Caffarelli Regularity and Hierarchical Phase Boundaries in Diffusion Model Latent Space
Abstract
Recent studies have shown phase-transition–like behavior in diffusion models, where a small perturbation of the initial Gaussian noise sample can cause an abrupt change in the generated image. The underlying mechanism of these transitions, however, remains theoretically underexplored. In this work, we investigate this phenomenon through the lens of the Riemannian metric on the latent space induced by the distance between CLIP embeddings.
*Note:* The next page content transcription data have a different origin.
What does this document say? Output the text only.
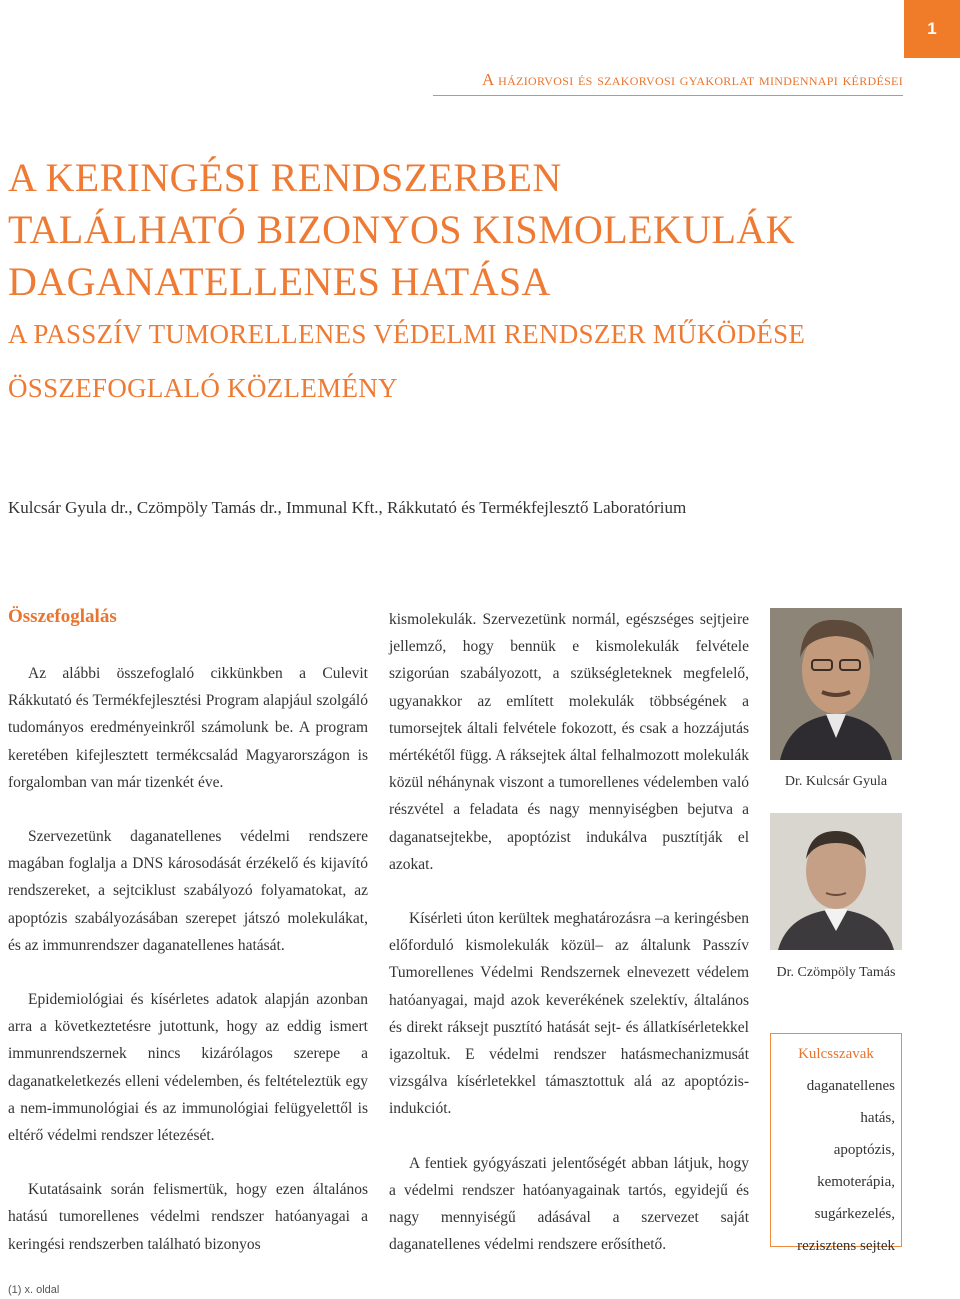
1
A háziorvosi és szakorvosi gyakorlat mindennapi kérdései
A KERINGÉSI RENDSZERBEN
TALÁLHATÓ BIZONYOS KISMOLEKULÁK
DAGANATELLENES HATÁSA
A PASSZÍV TUMORELLENES VÉDELMI RENDSZER MŰKÖDÉSE
ÖSSZEFOGLALÓ KÖZLEMÉNY
Kulcsár Gyula dr., Czömpöly Tamás dr., Immunal Kft., Rákkutató és Termékfejlesztő Laboratórium
Összefoglalás

Az alábbi összefoglaló cikkünkben a Culevit Rákkutató és Termékfejlesztési Program alapjául szolgáló tudományos eredményeinkről számolunk be. A program keretében kifejlesztett termékcsalád Magyarországon is forgalomban van már tizenkét éve.

Szervezetünk daganatellenes védelmi rendszere magában foglalja a DNS károsodását érzékelő és kijavító rendszereket, a sejtciklust szabályozó folyamatokat, az apoptózis szabályozásában szerepet játszó molekulákat, és az immunrendszer daganatellenes hatását.

Epidemiológiai és kísérletes adatok alapján azonban arra a következtetésre jutottunk, hogy az eddig ismert immunrendszernek nincs kizárólagos szerepe a daganatkeletkezés elleni védelemben, és feltételeztük egy a nem-immunológiai és az immunológiai felügyelettől is eltérő védelmi rendszer létezését.

Kutatásaink során felismertük, hogy ezen általános hatású tumorellenes védelmi rendszer hatóanyagai a keringési rendszerben található bizonyos

kismolekulák. Szervezetünk normál, egészséges sejtjeire jellemző, hogy bennük e kismolekulák felvétele szigorúan szabályozott, a szükségleteknek megfelelő, ugyanakkor az említett molekulák többségének a tumorsejtek általi felvétele fokozott, és csak a hozzájutás mértékétől függ. A ráksejtek által felhalmozott molekulák közül néhánynak viszont a tumorellenes védelemben való részvétel a feladata és nagy mennyiségben bejutva a daganatsejtekbe, apoptózist indukálva pusztítják el azokat.

Kísérleti úton kerültek meghatározásra –a keringésben előforduló kismolekulák közül– az általunk Passzív Tumorellenes Védelmi Rendszernek elnevezett védelem hatóanyagai, majd azok keverékének szelektív, általános és direkt ráksejt pusztító hatását sejt- és állatkísérletekkel igazoltuk. E védelmi rendszer hatásmechanizmusát vizsgálva kísérletekkel támasztottuk alá az apoptózis-indukciót.

A fentiek gyógyászati jelentőségét abban látjuk, hogy a védelmi rendszer hatóanyagainak tartós, egyidejű és nagy mennyiségű adásával a szervezet saját daganatellenes védelmi rendszere erősíthető.

Dr. Kulcsár Gyula
Dr. Czömpöly Tamás
Kulcsszavak
daganatellenes
hatás,
apoptózis,
kemoterápia,
sugárkezelés,
rezisztens sejtek
(1) x. oldal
We observe a hierarchical emergence of phase boundaries: coarse boundaries appear in the early denoising steps, while finer boundaries progressively emerge within these regions as the diffusion process advances. These findings have practical implications for diffusion inversion–based image editing: images within the same Riemannian basin can be edited with only a few inversion steps, whereas images that are nearby in latent space but separated by a phase boundary require substantially more steps. To provide a theoretical foundation, we approximate the reverse diffusion dynamics by a discrete-time sequence of quadratic-cost optimal transport maps between successive noisy marginals. By employing Caffarelli’s regularity theory, we demonstrate that discontinuities of the diffusion generative map are associated with mode-splitting, thereby giving rise to phase boundaries. This leads to a hierarchical, tree-like organization of data distribution modes, implying that distances between images in this geometry follow an ultrametric structure.